I was a latecomer to the UFO field, having become interested in the subject in 1977 and actively involved soon thereafter. Somehow I managed to escape the more tawdry aspects of the subject and its personalities through the 1950s, '60s and most of the '70s. If I hadn't, I might have approached the subject with a great deal more skepticism. As it is, I'm grateful for the experience because it gave me the opportunity to meet some extraordinary people, such as the coauthor.

SHOCKINGLY CLOSE TO THE TRUTH is a history of the UFO subject, focusing on the personalities surrounding the source of the phenomenon--whatever it may be. As the character Lacomb says in the film "Close Encounters of the Third Kind": "C'est un phenomenon sociologique (It is an sociological phenomenon)." Understanding the character and motivations of those promoting a point of view can shed light on the validity of the subject itself.
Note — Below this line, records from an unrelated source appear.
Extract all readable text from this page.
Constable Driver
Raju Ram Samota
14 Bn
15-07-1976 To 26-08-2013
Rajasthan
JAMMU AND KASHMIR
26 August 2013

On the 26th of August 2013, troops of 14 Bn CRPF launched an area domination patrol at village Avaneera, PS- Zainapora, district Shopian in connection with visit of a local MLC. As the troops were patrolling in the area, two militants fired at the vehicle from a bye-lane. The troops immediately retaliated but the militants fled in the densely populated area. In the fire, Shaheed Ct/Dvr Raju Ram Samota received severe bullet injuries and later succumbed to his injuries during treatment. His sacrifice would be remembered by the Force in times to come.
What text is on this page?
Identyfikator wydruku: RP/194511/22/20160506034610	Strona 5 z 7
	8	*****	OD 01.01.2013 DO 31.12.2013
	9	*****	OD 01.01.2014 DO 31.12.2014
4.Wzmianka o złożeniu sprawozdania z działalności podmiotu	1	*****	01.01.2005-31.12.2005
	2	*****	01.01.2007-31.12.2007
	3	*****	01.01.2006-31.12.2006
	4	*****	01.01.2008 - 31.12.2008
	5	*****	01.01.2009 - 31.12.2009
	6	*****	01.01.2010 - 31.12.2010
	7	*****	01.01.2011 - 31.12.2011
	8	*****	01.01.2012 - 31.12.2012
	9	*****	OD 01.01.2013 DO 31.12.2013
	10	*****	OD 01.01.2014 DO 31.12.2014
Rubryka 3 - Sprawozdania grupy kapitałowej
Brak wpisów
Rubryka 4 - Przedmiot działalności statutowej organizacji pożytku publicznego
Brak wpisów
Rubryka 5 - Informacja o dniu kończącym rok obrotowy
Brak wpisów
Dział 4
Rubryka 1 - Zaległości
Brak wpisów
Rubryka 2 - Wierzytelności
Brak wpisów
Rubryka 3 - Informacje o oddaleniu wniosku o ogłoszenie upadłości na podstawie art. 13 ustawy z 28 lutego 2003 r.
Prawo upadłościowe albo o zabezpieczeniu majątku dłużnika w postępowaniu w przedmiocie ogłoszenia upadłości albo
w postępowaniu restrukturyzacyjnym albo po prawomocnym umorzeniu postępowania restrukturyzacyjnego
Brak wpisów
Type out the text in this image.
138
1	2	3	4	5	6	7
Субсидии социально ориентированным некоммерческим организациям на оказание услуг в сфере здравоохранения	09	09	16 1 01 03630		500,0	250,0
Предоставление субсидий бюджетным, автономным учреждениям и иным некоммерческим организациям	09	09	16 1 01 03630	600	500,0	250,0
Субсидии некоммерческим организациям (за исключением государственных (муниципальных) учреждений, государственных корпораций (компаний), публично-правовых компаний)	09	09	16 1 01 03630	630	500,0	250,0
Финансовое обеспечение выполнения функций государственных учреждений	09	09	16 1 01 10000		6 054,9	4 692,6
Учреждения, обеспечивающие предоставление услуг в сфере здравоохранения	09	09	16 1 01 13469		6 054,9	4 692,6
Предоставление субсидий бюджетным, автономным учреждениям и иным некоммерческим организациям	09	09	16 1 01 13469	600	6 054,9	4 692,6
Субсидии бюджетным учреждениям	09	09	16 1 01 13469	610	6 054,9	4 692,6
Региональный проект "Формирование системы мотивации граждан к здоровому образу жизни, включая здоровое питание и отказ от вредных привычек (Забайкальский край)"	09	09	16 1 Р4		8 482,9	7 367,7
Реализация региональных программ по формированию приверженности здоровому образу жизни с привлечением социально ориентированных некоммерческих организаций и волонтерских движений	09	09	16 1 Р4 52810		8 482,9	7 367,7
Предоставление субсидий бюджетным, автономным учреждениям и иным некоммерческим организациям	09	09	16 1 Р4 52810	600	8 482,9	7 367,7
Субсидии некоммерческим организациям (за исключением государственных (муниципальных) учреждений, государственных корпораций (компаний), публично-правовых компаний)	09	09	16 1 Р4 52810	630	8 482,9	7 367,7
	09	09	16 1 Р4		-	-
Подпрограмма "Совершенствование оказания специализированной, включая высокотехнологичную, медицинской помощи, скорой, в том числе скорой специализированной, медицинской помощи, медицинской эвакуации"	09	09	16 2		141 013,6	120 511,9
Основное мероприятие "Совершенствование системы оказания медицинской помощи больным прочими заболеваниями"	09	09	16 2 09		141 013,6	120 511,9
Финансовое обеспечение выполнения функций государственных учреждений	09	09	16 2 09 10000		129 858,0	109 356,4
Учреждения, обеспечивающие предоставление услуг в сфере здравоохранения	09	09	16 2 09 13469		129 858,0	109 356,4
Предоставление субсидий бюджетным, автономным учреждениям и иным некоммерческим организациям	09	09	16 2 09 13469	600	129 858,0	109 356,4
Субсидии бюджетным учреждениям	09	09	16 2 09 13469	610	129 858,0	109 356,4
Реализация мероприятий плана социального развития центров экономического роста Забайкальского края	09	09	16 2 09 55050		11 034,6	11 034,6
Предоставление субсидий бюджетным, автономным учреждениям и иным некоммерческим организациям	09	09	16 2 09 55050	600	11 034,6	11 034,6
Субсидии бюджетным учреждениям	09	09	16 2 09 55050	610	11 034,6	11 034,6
Jim Moseley (also known as "Supreme Commander" to non-subscribers to his newsletter "Saucer Smear") spares no one in his examination of the characters who populate this field--especially himself. He is painfully honest about his own pranks and hoaxes that have made him an outcast among "serious ufologists." He is deadly serious in his refusal to take anything about the subject--especially its proponents--seriously.

There are no doubt many in the field who will find a less-than-flattering portrait of themselves in this book. Perhaps they should consider it to be a mirror. Like a mirror, the book casts a reflection on the viewer that is, uh, shockingly close to the truth.